Dann probierte ich aus mir rauszuschlüpfen, mich zu distanzieren und einen Blick von draußen zu werfen, um zu verstehen, was ich zu tun hätte. Das glückte nur begrenzt. Mein Impuls von außen war, dass ich meinen Körper gerade nicht allein lassen will mit dem, was er erlebt. Ich bekam Mitgefühl mit ihm und da rückte kurz etwas. Ich kam auf die Idee, mein Herz zu öffnen. Aber das war fast gar nicht möglich. Diese ganze Härte um mich herum war inzwischen so groß wie meine gesamte Aura. Darin schwebten beängstigende Bilder herum un dich fragte mich schon ernsthaft, ob ich überhaupt in Sicherheit sei. Die Antwort war ein ganz dumpfer ferner Gedanke meines Verstandes: „Die haben Dich noch nie ungeschützt eine Session machen lassen.“
„Hmm. Okay dann also.“
Es wurde immer schwerer diesen Zustand auszuhalten, ohne abzubrechen. Ich dachte, dass ich mich zu so ziemlich gar nichts mehr in der Lage fühle. Nicht mal Liebe fließen lassen. Aber der Gedanke an Liebe änderte etwas. Zum ersten Mal ließ der bohrende Druckschmerz im Bauch nach. Ich dachte es nochmal das Wort „Liebe“. Wieder rückte sich was. Blöderweise krochen alle diese Schmerzen und alle diese Härte IN MICH HINEIN und entfernten sich nicht von mir. Da inzwischen ALLES besser war, als der Zustand der Härte und des Schmerzes machte ich weiter mit „Liebe“ denken. Nach einer Weile war so viel in Bewegung gekommen, dass ich Liebe auch wieder fühlen konnte. Von da an ging es schneller. Irgendwann war all dieser ganze schwere Energiebrocken in mir drin. (Nur nicht drüber nachdenken!) Anstatt der gruseligen Bilder und Ausschnitte neuzeitlicher und altertümlicher Schreckens-Szenarien, sah ich in eine Weite und Stille des Universums, wie ich sie gezeigt bekam, als ich meinen Namen erhielt. WOW!
Nach einem winzig kurzen Blick auf diese Schönheit ging es plötzlich los. Maria war die Heilerin in dieser Behandlung. Und dann löste sich alles Wissen über den Brocken und die Ursachen der Endlos-Themen auf unerwartete Weise auf.

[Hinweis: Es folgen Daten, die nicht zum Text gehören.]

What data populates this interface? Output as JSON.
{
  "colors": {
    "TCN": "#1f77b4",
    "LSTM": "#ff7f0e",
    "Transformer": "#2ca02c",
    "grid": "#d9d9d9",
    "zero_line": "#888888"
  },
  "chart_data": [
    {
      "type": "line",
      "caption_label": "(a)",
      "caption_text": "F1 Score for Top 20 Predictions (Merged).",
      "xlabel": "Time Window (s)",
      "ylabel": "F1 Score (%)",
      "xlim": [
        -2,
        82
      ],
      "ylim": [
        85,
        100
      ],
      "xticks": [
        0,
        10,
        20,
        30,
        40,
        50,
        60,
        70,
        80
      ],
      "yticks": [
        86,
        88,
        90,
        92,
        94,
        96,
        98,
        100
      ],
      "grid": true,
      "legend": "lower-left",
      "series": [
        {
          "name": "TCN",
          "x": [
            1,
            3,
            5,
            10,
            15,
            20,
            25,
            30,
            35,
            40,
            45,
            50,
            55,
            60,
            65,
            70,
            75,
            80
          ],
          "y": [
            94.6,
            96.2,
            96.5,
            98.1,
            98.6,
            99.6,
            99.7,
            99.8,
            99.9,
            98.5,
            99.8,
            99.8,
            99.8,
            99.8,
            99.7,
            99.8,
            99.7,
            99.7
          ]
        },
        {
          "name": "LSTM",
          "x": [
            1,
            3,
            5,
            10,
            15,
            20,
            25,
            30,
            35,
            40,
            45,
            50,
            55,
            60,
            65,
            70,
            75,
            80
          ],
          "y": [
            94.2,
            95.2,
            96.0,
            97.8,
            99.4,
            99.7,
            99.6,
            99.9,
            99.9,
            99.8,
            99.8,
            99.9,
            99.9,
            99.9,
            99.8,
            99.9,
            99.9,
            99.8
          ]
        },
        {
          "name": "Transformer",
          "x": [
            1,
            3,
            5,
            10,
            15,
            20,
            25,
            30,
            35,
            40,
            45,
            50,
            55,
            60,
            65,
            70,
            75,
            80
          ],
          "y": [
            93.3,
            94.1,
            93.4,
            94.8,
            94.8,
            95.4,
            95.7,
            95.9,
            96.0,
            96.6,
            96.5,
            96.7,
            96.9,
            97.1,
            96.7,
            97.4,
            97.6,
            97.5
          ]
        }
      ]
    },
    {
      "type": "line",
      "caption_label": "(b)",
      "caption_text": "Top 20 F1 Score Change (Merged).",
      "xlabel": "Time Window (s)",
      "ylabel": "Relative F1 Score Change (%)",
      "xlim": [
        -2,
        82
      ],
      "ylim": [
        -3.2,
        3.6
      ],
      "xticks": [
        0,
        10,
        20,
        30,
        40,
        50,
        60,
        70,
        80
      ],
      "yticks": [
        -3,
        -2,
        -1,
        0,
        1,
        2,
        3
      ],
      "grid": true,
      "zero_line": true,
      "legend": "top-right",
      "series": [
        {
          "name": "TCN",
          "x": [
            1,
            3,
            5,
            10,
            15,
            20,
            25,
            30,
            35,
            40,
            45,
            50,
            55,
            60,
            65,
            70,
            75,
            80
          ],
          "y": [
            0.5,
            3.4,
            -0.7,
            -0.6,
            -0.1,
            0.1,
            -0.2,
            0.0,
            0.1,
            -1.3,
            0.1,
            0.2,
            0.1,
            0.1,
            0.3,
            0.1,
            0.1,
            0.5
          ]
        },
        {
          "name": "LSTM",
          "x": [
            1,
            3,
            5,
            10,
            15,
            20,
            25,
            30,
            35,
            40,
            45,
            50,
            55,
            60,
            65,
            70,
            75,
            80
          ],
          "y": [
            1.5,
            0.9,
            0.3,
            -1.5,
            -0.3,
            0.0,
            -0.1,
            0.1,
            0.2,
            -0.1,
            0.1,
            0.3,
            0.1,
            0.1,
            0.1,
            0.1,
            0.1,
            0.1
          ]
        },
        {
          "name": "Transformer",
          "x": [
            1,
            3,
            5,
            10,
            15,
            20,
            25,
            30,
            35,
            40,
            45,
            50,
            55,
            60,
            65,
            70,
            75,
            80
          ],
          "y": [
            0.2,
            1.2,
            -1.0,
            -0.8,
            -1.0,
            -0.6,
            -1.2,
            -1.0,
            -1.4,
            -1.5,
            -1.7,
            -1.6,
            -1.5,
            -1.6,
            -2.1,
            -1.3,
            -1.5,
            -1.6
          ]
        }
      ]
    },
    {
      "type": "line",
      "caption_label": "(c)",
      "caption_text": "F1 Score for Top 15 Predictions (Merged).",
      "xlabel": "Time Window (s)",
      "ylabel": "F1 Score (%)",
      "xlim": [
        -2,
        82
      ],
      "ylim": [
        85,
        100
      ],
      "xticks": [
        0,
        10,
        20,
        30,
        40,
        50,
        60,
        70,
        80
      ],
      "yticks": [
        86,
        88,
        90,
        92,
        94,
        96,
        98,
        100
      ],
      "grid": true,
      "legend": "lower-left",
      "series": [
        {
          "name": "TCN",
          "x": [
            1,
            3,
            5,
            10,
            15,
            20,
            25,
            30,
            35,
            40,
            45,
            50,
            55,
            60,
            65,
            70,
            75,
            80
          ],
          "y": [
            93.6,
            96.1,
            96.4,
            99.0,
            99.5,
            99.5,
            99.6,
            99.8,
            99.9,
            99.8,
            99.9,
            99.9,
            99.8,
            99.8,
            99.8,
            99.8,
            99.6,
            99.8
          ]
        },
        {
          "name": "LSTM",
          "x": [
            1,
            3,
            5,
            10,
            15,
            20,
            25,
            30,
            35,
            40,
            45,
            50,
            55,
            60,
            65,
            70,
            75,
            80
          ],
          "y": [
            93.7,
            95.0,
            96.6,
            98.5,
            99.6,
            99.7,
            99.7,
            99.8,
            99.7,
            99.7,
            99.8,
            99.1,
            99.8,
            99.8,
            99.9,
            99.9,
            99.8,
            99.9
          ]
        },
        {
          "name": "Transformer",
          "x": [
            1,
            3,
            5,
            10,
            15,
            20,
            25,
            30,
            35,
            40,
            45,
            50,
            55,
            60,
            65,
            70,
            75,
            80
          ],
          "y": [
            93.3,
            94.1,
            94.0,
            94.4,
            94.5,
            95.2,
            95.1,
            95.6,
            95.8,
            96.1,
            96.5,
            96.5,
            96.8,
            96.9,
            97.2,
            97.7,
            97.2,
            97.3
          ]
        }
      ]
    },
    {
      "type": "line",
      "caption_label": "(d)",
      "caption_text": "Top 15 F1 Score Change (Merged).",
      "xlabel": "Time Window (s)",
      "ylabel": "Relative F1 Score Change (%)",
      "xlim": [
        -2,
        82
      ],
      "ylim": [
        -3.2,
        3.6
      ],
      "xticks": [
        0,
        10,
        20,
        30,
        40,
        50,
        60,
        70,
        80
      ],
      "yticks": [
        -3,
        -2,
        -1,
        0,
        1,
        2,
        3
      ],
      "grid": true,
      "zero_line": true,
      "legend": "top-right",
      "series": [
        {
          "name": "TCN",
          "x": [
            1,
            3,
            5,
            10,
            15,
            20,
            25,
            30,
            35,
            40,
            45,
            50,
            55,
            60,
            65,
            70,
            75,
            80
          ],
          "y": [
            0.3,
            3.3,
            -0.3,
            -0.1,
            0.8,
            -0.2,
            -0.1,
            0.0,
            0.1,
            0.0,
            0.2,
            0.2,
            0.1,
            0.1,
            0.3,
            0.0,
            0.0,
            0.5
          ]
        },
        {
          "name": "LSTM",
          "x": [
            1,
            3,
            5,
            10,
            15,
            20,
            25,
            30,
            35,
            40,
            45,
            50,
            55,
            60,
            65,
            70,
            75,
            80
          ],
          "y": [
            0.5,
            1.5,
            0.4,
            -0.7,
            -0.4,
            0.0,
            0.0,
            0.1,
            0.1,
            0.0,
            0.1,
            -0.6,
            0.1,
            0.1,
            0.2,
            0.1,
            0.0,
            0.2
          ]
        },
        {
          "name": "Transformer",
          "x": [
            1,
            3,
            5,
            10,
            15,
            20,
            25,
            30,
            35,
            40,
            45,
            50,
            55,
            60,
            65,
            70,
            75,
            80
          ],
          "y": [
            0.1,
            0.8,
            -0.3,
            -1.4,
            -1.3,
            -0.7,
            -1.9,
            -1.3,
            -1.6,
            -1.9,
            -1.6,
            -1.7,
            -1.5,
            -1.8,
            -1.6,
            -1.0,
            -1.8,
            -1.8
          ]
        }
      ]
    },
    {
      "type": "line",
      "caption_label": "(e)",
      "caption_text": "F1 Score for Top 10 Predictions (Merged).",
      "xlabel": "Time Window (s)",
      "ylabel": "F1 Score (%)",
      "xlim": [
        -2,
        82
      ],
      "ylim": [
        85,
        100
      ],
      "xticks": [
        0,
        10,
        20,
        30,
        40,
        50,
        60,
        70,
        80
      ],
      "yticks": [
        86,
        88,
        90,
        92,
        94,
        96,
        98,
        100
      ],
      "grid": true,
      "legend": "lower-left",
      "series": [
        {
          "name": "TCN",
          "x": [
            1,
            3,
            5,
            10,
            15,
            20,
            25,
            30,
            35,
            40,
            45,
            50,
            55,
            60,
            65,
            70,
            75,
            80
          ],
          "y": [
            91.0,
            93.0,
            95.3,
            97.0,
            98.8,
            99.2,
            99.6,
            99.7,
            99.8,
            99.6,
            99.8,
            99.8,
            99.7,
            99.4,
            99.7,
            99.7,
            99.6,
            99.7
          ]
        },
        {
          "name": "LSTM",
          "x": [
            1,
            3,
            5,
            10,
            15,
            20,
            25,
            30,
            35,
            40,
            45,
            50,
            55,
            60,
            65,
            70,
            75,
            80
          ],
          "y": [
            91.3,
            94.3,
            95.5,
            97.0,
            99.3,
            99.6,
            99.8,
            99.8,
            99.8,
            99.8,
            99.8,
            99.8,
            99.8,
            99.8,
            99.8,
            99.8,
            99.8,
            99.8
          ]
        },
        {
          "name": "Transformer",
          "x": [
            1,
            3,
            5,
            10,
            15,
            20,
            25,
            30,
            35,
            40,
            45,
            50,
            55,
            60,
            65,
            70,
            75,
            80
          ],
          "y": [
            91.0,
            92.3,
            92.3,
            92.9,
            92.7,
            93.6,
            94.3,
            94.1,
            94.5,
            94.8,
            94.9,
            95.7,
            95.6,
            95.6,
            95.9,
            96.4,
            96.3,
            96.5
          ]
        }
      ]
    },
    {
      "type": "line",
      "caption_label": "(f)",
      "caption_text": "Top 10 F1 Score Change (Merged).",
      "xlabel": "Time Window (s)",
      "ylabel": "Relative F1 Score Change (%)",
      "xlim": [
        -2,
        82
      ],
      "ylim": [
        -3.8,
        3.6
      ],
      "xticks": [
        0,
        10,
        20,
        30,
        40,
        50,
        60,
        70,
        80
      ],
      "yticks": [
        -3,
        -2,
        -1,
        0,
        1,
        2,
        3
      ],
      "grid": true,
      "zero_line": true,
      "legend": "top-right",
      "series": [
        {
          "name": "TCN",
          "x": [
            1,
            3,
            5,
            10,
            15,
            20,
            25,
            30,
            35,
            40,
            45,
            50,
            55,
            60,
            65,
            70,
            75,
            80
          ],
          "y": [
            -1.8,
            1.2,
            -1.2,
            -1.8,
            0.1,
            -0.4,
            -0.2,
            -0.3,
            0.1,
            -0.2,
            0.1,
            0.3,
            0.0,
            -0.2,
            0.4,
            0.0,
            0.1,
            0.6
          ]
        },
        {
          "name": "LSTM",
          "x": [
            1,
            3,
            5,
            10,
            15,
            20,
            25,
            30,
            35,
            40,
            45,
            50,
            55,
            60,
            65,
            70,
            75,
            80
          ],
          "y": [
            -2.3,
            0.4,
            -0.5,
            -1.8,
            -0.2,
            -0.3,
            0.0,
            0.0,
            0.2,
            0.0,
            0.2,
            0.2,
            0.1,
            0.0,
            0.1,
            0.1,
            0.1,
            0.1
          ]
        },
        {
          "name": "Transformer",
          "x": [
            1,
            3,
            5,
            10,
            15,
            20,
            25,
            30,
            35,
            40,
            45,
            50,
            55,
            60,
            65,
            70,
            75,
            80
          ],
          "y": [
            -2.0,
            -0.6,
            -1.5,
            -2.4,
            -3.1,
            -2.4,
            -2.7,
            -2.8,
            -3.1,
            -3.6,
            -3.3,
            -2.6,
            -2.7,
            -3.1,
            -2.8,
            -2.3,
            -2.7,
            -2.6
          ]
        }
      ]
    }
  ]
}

Jetzt fühle ich mich ganzer und vollständiger und kraftvoller – obwohl drei Stunden Tiefen-Arbeit hinter mir liegen.

One thought on “Heil-Behandlung Nummer Dreizehn – Das Ende der Unendlichkeit

  1. Liebe Kosma,

    wie lange geht es noch, bis es dein Buch zu kaufen gibt? Ich würde es am liebsten sofort lesen. Ich habe gestern deine Globui zu Verbindung mit Gott Hagar Quim eingenommen (mir ging es nicht besonders) und mir wurde ganz heiß auf der linken Seite dennoch konnte ich den Trost nicht annehmen der mir entgegengebracht wurde.